21 February 2018

The Orioles Shouldn't Tear Down - An Alternative View

Almost six weeks ago, Matt Kremnitzer wrote a piece entitled How Can the Orioles Win You Over? His thesis was that many fans aren't very happy with the Baltimore Orioles organization, primarily because the fans don't know or understand what the Orioles are planning to do in 2018. The offseason had been frustrating, so what can the Orioles do to change our outlook?

How do I feel about the Orioles? As I've written on this site, the Orioles are not the team I root for. I grew up in Chicago and have been a Cubs fan for close to fifty years. I do have a history with the Orioles. I'm a 1983 Georgetown graduate (Hoya Saxa!) and earned my Master's degree (1986) from College Park when the Orioles were DC's team. I've been living in the Hampton Roads, VA area, for 25 years; the Orioles and Nationals have shared local press and cable TV coverage. And, for the past 11 years, I have datacasted games for the Orioles AAA affiliate, the Norfolk Tides. Over the years, I've seen six games in Memorial Stadium and eleven in Oriole Park at Camden Yards.

I'll provide a brief summary of datacasting for those who may not know exactly what that is. Most of you probably know about GameDay, the program that provides on-line, near-real-time pitch-by-pitch updates of all major league games. GameDay is also available for all AAA and at least some AA minor league games as well. I sit in the press box in front of a computer and, using a special program, enter each pitch into a central server from which GameDay app users receive their updates. When a ball is put into play, I enter those results as well. Perhaps I'll write an article covering everything I do later this season; you might find what happens at a minor-league game interesting.

One of the side effects of my datacasting is that I have become less emotionally involved with my teams. I've become somewhat of a baseball professional (I do get paid for datacasting), although I do get to - have to - watch and pay attention to the games as games. But I can't allow myself to get emotionally involved. I have to see each game, each inning, each batter, each pitch as an independent event, not a part of a season with a pennant race - or I'll quickly find myself missing pitches, forgetting to advance base runners, and otherwise not performing my function well. I can be thrilled by David Washington hitting a game-tying home run, but I have to get right back to business with the next pitch.

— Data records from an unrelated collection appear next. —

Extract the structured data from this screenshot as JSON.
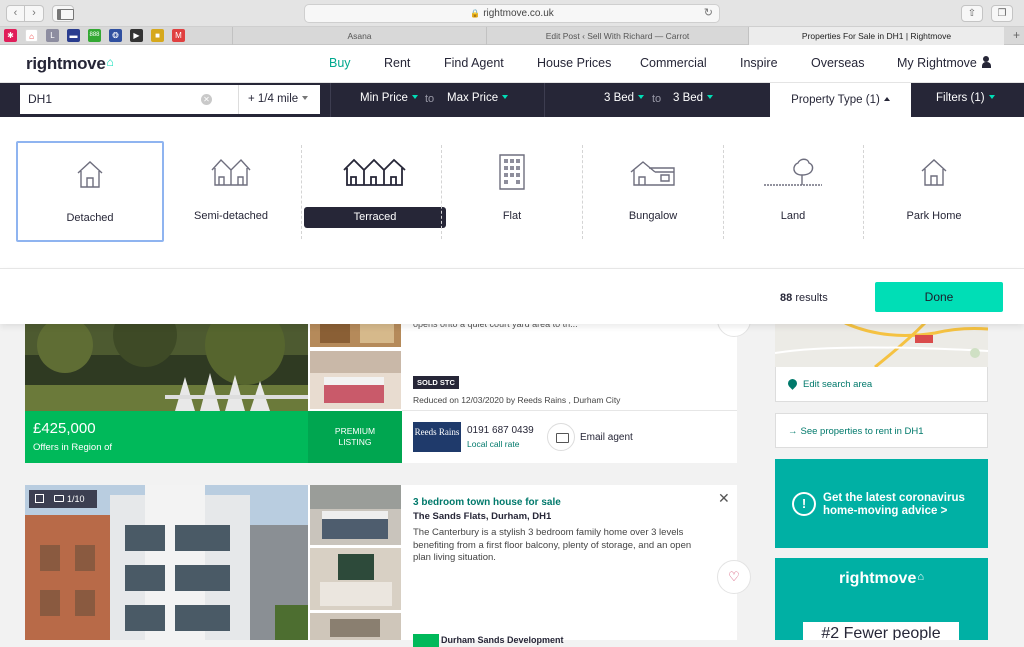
{
  "browser": {
    "url": "rightmove.co.uk",
    "tabs": [
      {
        "title": "Asana"
      },
      {
        "title": "Edit Post ‹ Sell With Richard — Carrot"
      },
      {
        "title": "Properties For Sale in DH1 | Rightmove"
      }
    ]
  },
  "header": {
    "logo": "rightmove",
    "nav": [
      "Buy",
      "Rent",
      "Find Agent",
      "House Prices",
      "Commercial",
      "Inspire",
      "Overseas",
      "My Rightmove"
    ]
  },
  "search": {
    "location": "DH1",
    "radius": "+ 1/4 mile",
    "min_price": "Min Price",
    "max_price": "Max Price",
    "to": "to",
    "min_bed": "3 Bed",
    "max_bed": "3 Bed",
    "property_type": "Property Type (1)",
    "filters": "Filters (1)"
  },
  "property_types": [
    "Detached",
    "Semi-detached",
    "Terraced",
    "Flat",
    "Bungalow",
    "Land",
    "Park Home"
  ],
  "results": {
    "count": "88",
    "label": "results",
    "done": "Done"
  },
  "listing1": {
    "desc_tail": "opens onto a quiet court yard area to th...",
    "badge": "SOLD STC",
    "reduced": "Reduced on 12/03/2020 by Reeds Rains , Durham City",
    "price": "£425,000",
    "price_qualifier": "Offers in Region of",
    "premium": "PREMIUM LISTING",
    "agent_logo": "Reeds Rains",
    "phone": "0191 687 0439",
    "call_rate": "Local call rate",
    "email": "Email agent"
  },
  "listing2": {
    "photo_count": "1/10",
    "title": "3 bedroom town house for sale",
    "address": "The Sands Flats, Durham, DH1",
    "description": "The Canterbury is a stylish 3 bedroom family home over 3 levels benefiting from a first floor balcony, plenty of storage, and an open plan living situation.",
    "footer_text": "Durham Sands Development"
  },
  "sidebar": {
    "edit_area": "Edit search area",
    "rent_link": "See properties to rent in DH1",
    "covid_line1": "Get the latest coronavirus",
    "covid_line2": "home-moving advice >",
    "promo_logo": "rightmove",
    "promo_text": "#2 Fewer people"
  },
  "colors": {
    "brand_dark": "#262637",
    "accent": "#00deb6",
    "green": "#00b95a",
    "teal": "#00b0a4"
  }
}
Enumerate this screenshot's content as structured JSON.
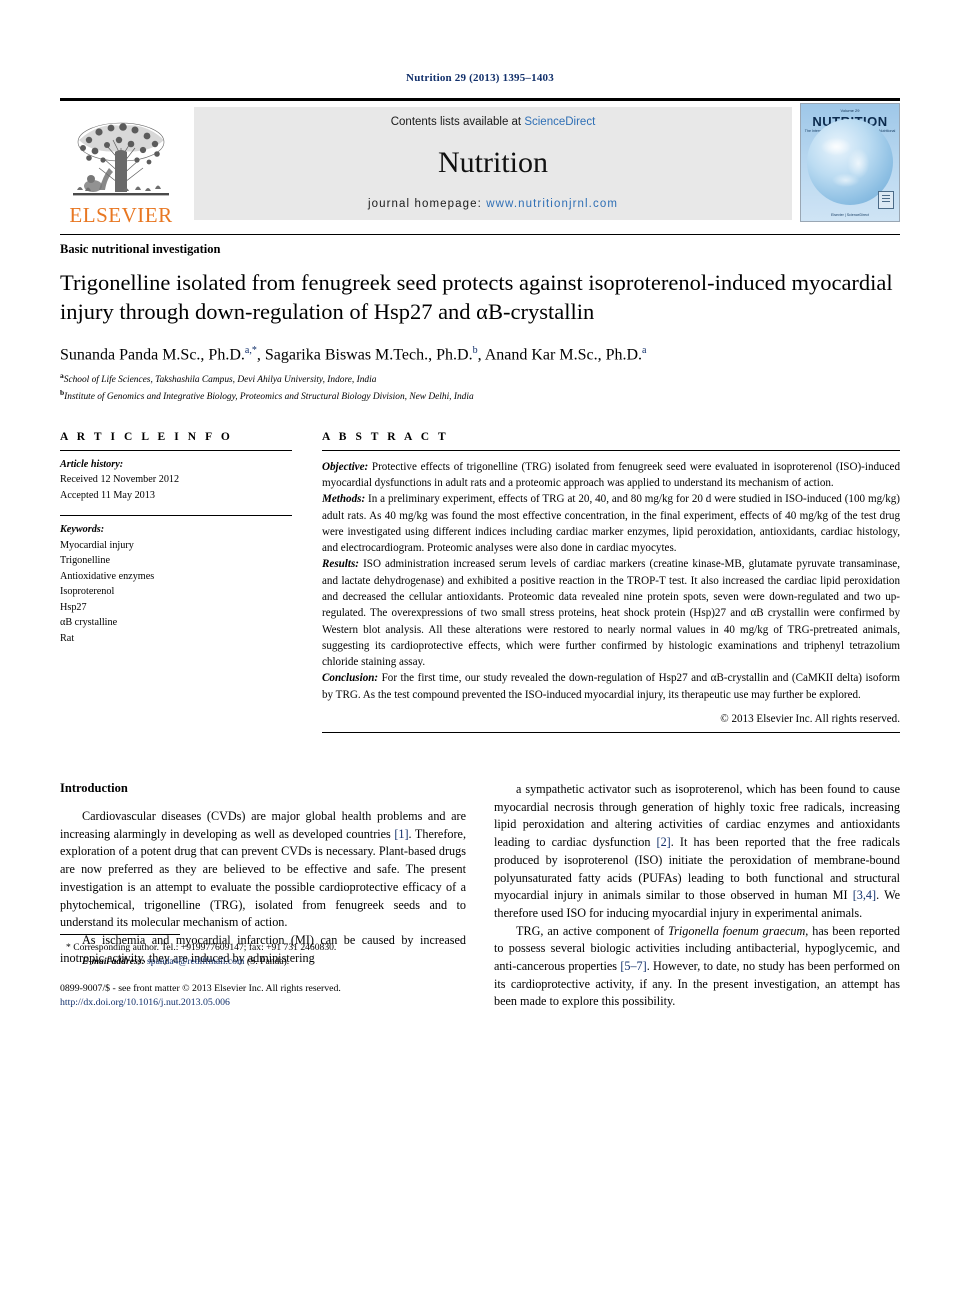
{
  "running_head": "Nutrition 29 (2013) 1395–1403",
  "masthead": {
    "publisher_name": "ELSEVIER",
    "contents_prefix": "Contents lists available at ",
    "contents_link": "ScienceDirect",
    "journal_name": "Nutrition",
    "homepage_prefix": "journal homepage: ",
    "homepage_url": "www.nutritionjrnl.com",
    "cover": {
      "volume_line": "Volume 29",
      "title": "NUTRITION",
      "subtitle": "The International Journal of Applied and Basic Nutritional Sciences",
      "footer": "Elsevier | ScienceDirect"
    }
  },
  "section_type": "Basic nutritional investigation",
  "title": "Trigonelline isolated from fenugreek seed protects against isoproterenol-induced myocardial injury through down-regulation of Hsp27 and αB-crystallin",
  "authors": [
    {
      "name": "Sunanda Panda M.Sc., Ph.D.",
      "marks": "a,*"
    },
    {
      "name": "Sagarika Biswas M.Tech., Ph.D.",
      "marks": "b"
    },
    {
      "name": "Anand Kar M.Sc., Ph.D.",
      "marks": "a"
    }
  ],
  "affiliations": [
    {
      "mark": "a",
      "text": "School of Life Sciences, Takshashila Campus, Devi Ahilya University, Indore, India"
    },
    {
      "mark": "b",
      "text": "Institute of Genomics and Integrative Biology, Proteomics and Structural Biology Division, New Delhi, India"
    }
  ],
  "article_info": {
    "heading": "A R T I C L E   I N F O",
    "history_label": "Article history:",
    "history_lines": [
      "Received 12 November 2012",
      "Accepted 11 May 2013"
    ],
    "keywords_label": "Keywords:",
    "keywords": [
      "Myocardial injury",
      "Trigonelline",
      "Antioxidative enzymes",
      "Isoproterenol",
      "Hsp27",
      "αB crystalline",
      "Rat"
    ]
  },
  "abstract": {
    "heading": "A B S T R A C T",
    "sections": [
      {
        "label": "Objective:",
        "text": " Protective effects of trigonelline (TRG) isolated from fenugreek seed were evaluated in isoproterenol (ISO)-induced myocardial dysfunctions in adult rats and a proteomic approach was applied to understand its mechanism of action."
      },
      {
        "label": "Methods:",
        "text": " In a preliminary experiment, effects of TRG at 20, 40, and 80 mg/kg for 20 d were studied in ISO-induced (100 mg/kg) adult rats. As 40 mg/kg was found the most effective concentration, in the final experiment, effects of 40 mg/kg of the test drug were investigated using different indices including cardiac marker enzymes, lipid peroxidation, antioxidants, cardiac histology, and electrocardiogram. Proteomic analyses were also done in cardiac myocytes."
      },
      {
        "label": "Results:",
        "text": " ISO administration increased serum levels of cardiac markers (creatine kinase-MB, glutamate pyruvate transaminase, and lactate dehydrogenase) and exhibited a positive reaction in the TROP-T test. It also increased the cardiac lipid peroxidation and decreased the cellular antioxidants. Proteomic data revealed nine protein spots, seven were down-regulated and two up-regulated. The overexpressions of two small stress proteins, heat shock protein (Hsp)27 and αB crystallin were confirmed by Western blot analysis. All these alterations were restored to nearly normal values in 40 mg/kg of TRG-pretreated animals, suggesting its cardioprotective effects, which were further confirmed by histologic examinations and triphenyl tetrazolium chloride staining assay."
      },
      {
        "label": "Conclusion:",
        "text": " For the first time, our study revealed the down-regulation of Hsp27 and αB-crystallin and (CaMKII delta) isoform by TRG. As the test compound prevented the ISO-induced myocardial injury, its therapeutic use may further be explored."
      }
    ],
    "copyright": "© 2013 Elsevier Inc. All rights reserved."
  },
  "body": {
    "heading": "Introduction",
    "left_paragraphs": [
      {
        "parts": [
          {
            "t": "Cardiovascular diseases (CVDs) are major global health problems and are increasing alarmingly in developing as well as developed countries "
          },
          {
            "t": "[1]",
            "style": "ref"
          },
          {
            "t": ". Therefore, exploration of a potent drug that can prevent CVDs is necessary. Plant-based drugs are now preferred as they are believed to be effective and safe. The present investigation is an attempt to evaluate the possible cardioprotective efficacy of a phytochemical, trigonelline (TRG), isolated from fenugreek seeds and to understand its molecular mechanism of action."
          }
        ]
      },
      {
        "parts": [
          {
            "t": "As ischemia and myocardial infarction (MI) can be caused by increased inotropic activity, they are induced by administering"
          }
        ]
      }
    ],
    "right_paragraphs": [
      {
        "parts": [
          {
            "t": "a sympathetic activator such as isoproterenol, which has been found to cause myocardial necrosis through generation of highly toxic free radicals, increasing lipid peroxidation and altering activities of cardiac enzymes and antioxidants leading to cardiac dysfunction "
          },
          {
            "t": "[2]",
            "style": "ref"
          },
          {
            "t": ". It has been reported that the free radicals produced by isoproterenol (ISO) initiate the peroxidation of membrane-bound polyunsaturated fatty acids (PUFAs) leading to both functional and structural myocardial injury in animals similar to those observed in human MI "
          },
          {
            "t": "[3,4]",
            "style": "ref"
          },
          {
            "t": ". We therefore used ISO for inducing myocardial injury in experimental animals."
          }
        ],
        "noindent": false
      },
      {
        "parts": [
          {
            "t": "TRG, an active component of "
          },
          {
            "t": "Trigonella foenum graecum",
            "style": "ital"
          },
          {
            "t": ", has been reported to possess several biologic activities including antibacterial, hypoglycemic, and anti-cancerous properties "
          },
          {
            "t": "[5–7]",
            "style": "ref"
          },
          {
            "t": ". However, to date, no study has been performed on its cardioprotective activity, if any. In the present investigation, an attempt has been made to explore this possibility."
          }
        ]
      }
    ]
  },
  "footnote": {
    "corresponding": "* Corresponding author. Tel.: +919977609147; fax: +91 731 2460830.",
    "email_label": "E-mail address:",
    "email": "spanda4@rediffmail.com",
    "email_suffix": " (S. Panda).",
    "front_matter": "0899-9007/$ - see front matter © 2013 Elsevier Inc. All rights reserved.",
    "doi": "http://dx.doi.org/10.1016/j.nut.2013.05.006"
  }
}
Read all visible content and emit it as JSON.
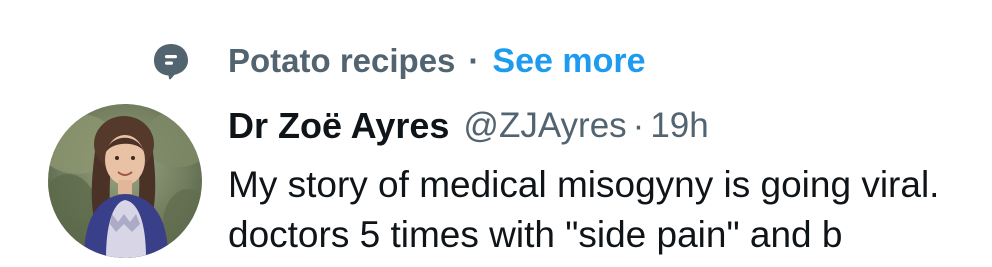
{
  "context": {
    "icon": "topic-icon",
    "label": "Potato recipes",
    "separator": "·",
    "see_more": "See more",
    "accent_color": "#1d9bf0"
  },
  "tweet": {
    "author": {
      "display_name": "Dr Zoë Ayres",
      "handle": "@ZJAyres",
      "avatar": "profile-photo"
    },
    "separator": "·",
    "timestamp": "19h",
    "text_lines": [
      "My story of medical misogyny is going viral.",
      "doctors 5 times with \"side pain\" and b"
    ]
  }
}
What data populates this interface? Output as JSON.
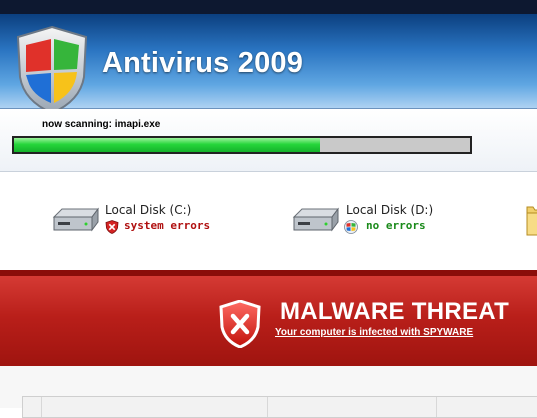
{
  "app": {
    "title": "Antivirus 2009"
  },
  "scan": {
    "label": "now scanning: imapi.exe",
    "progress": 0.67
  },
  "disks": [
    {
      "name": "Local Disk (C:)",
      "status": "system errors",
      "status_color": "#b01010"
    },
    {
      "name": "Local Disk (D:)",
      "status": "no errors",
      "status_color": "#1a8a1a"
    }
  ],
  "threat": {
    "title": "MALWARE THREAT",
    "message": "Your computer is infected with SPYWARE"
  },
  "colors": {
    "header_blue": "#2a74c1",
    "progress_green": "#26d63b",
    "threat_red": "#b91f1a"
  },
  "icons": {
    "app_logo": "windows-shield-icon",
    "disk": "hard-disk-icon",
    "error": "red-x-icon",
    "ok": "windows-logo-icon",
    "folder": "folder-icon",
    "threat": "red-shield-x-icon"
  }
}
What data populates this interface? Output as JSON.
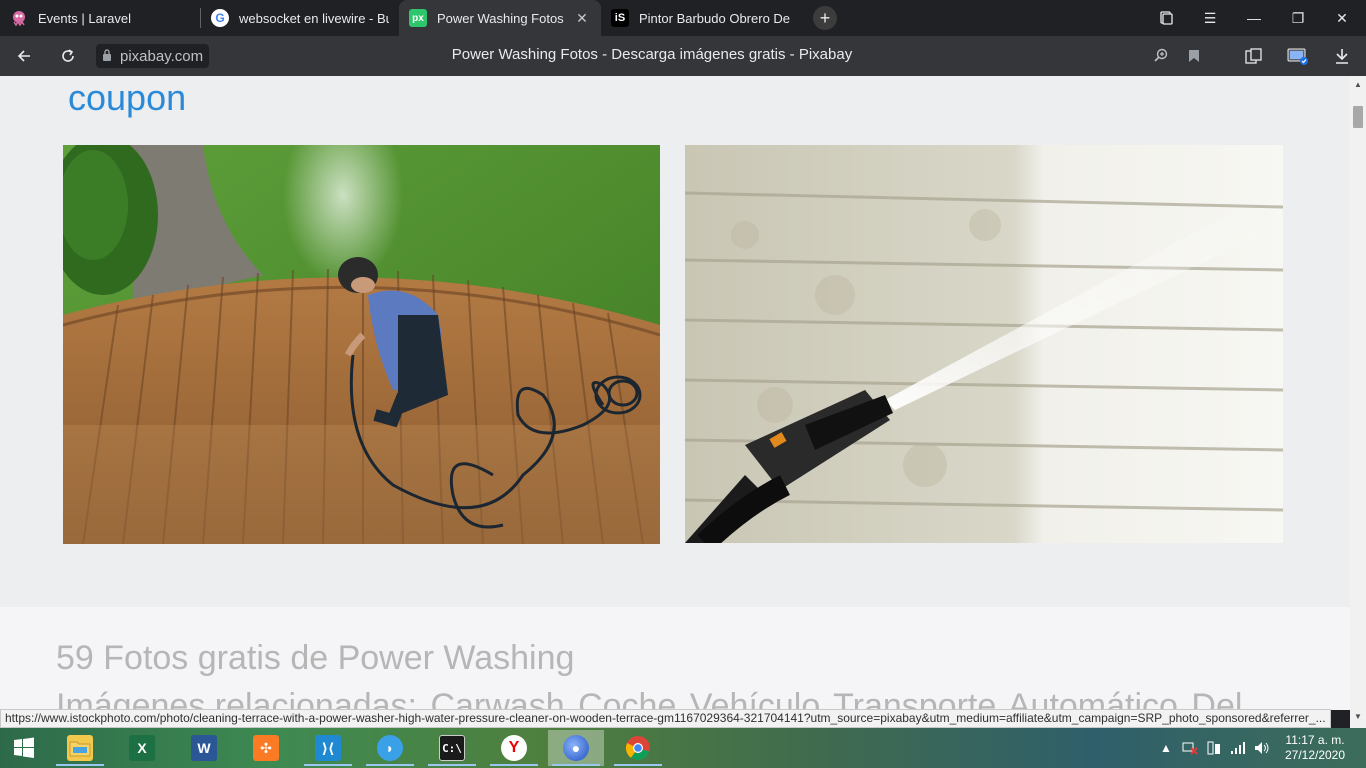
{
  "tabs": [
    {
      "title": "Events | Laravel",
      "favicon": "laravel-icon",
      "active": false
    },
    {
      "title": "websocket en livewire - Bu",
      "favicon": "google-icon",
      "active": false
    },
    {
      "title": "Power Washing Fotos - D",
      "favicon": "pixabay-icon",
      "favicon_text": "px",
      "active": true
    },
    {
      "title": "Pintor Barbudo Obrero De",
      "favicon": "istock-icon",
      "favicon_text": "iS",
      "active": false
    }
  ],
  "new_tab_label": "+",
  "address": {
    "url": "pixabay.com"
  },
  "page_title": "Power Washing Fotos - Descarga imágenes gratis - Pixabay",
  "content": {
    "coupon_text": "coupon",
    "photo_left_alt": "Hombre limpiando terraza de madera con hidrolavadora",
    "photo_right_alt": "Lanza de hidrolavadora limpiando revestimiento",
    "results_heading": "59 Fotos gratis de Power Washing",
    "related_label": "Imágenes relacionadas:",
    "related_items": [
      "Carwash",
      "Coche",
      "Vehículo",
      "Transporte",
      "Automático",
      "Del"
    ]
  },
  "status_url": "https://www.istockphoto.com/photo/cleaning-terrace-with-a-power-washer-high-water-pressure-cleaner-on-wooden-terrace-gm1167029364-321704141?utm_source=pixabay&utm_medium=affiliate&utm_campaign=SRP_photo_sponsored&referrer_...",
  "taskbar": {
    "apps": [
      "windows-start",
      "file-explorer",
      "excel",
      "word",
      "xampp",
      "vscode",
      "tableplus",
      "terminal",
      "yandex-browser",
      "firefox",
      "chrome"
    ],
    "clock_time": "11:17 a. m.",
    "clock_date": "27/12/2020"
  },
  "colors": {
    "accent": "#2a8ad8",
    "tab_active": "#35363a",
    "tab_strip": "#202124"
  }
}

And that feeling has crept into my fandom. I don't watch the Orioles or even the Cubs the same way I did before. On the occasions when I do get to watch or listen to the Orioles play, I want them to win - but I don't have a strong interest in whether or not they've won games I haven't watched or listen to. The game is over; the O's have won or lost; I'll be watching another game tomorrow, or next week, or in a couple of weeks, whenever.

So I'm happy that the Orioles haven't begun a total tear-down. I'm happy that they haven't traded Manny Machado and Jonathan Schoop and Adam Jones and Kevin Gausman. Because the Orioles are more likely to play better with those players than without them. Because I'll be more entertained watching the Orioles if those players are still around.

You may say, "Joe, you're a Cubs fan. Surely it was better for the Cubs, better for you as a Cubs fan, that the Cubs were terrible for three seasons and built the team that won the World Series." But, as I look back on it, I'm not sure that it was. Winning the World Series was great. But, at least for me, of all the moments of the 2016 season and post-season, the only one that wouldn't have been as good if it had occurred in a 2013 regular-season game was Game 6 of the NLCS, in which the Cubs won the pennant. And I'm sure there were many Cubs fans who suffered through years of games in which the team wasn't trying their hardest to win and never got to see the finished product.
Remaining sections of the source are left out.